There's the cracked oak that lighting hit. Only a mile left, thereabouts. Johnson has let his inflatable Santa collapse, again. Looks like Santa on the sauce. I laugh. His dead truck is buried under a foot of snow. In the Spring him and I are going to fix it up and cruise for chicks. Not having a car in the country is a serious bitch. If I hadn't lost my license, I'd be out there. It's a good thing they deliver welfare checks by mail. Otherwise, Christ, it'd be hell.

I see the lights. I left them on. I knew I'd be half-dead drunk, frostbit, and stumbling by the time it was dark. The door's never locked. That's a good thing. All the keys I don't have are in my pants that are in some guy's trailer five miles away. This is a season for blessings. It really is.

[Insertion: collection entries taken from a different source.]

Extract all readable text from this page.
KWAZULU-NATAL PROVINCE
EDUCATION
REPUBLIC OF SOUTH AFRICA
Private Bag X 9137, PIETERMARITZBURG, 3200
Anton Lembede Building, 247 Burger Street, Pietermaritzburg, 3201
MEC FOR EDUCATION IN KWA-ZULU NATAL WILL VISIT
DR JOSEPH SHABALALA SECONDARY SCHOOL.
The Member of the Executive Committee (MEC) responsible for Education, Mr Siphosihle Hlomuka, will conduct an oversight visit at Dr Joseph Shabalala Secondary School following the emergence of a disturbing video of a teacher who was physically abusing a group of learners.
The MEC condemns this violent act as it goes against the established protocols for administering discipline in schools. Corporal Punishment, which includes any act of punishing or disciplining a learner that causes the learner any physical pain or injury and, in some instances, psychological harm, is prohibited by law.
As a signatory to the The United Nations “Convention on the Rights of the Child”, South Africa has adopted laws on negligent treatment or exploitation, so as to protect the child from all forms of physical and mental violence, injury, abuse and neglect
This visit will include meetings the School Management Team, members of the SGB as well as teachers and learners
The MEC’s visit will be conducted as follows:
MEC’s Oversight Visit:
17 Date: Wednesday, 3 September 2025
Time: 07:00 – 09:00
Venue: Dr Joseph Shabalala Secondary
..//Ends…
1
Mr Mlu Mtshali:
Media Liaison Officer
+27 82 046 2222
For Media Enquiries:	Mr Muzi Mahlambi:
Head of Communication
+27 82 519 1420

Soaking my feet in iced water to thaw them out, I crack open another beer. No point in getting a hangover as soon I defrost. Keep the buzz going has always been my motto. And if I could afford a tattoo, that might be a good one. I'll have to look into that.

Whoa ho, there, on the table, underneath the Christmas tree, where no wrapped packages sit, no tinsel tinkles, no bulbs twirl, no star shines, just a string of aging white lights hang, is the answering machine. It's blinking at me. There are two, little digital numbers on the cheap red display. Hopping on half-frozen feet, I get closer to see. It's he number eleven. No matter what, my brothers and sisters remembered. No matter how far they go or forget useless old me, they still call home at Christmas. I press play. It's eleven messages from me, from the party. I was lonely. I was drunk. And like always, they forgot. I do the same thing every year. Calling myself, hoping, someday, they might appear.

I also wish they'd send some money, or beer, or beef jerky. I'm hungry.





Grievous Jones doesn't live in a trailer, but this Christmas, he would like to spend the holidays in one surrounded by like minded souls who prefer blended to single malt and would rather play cricket than polo.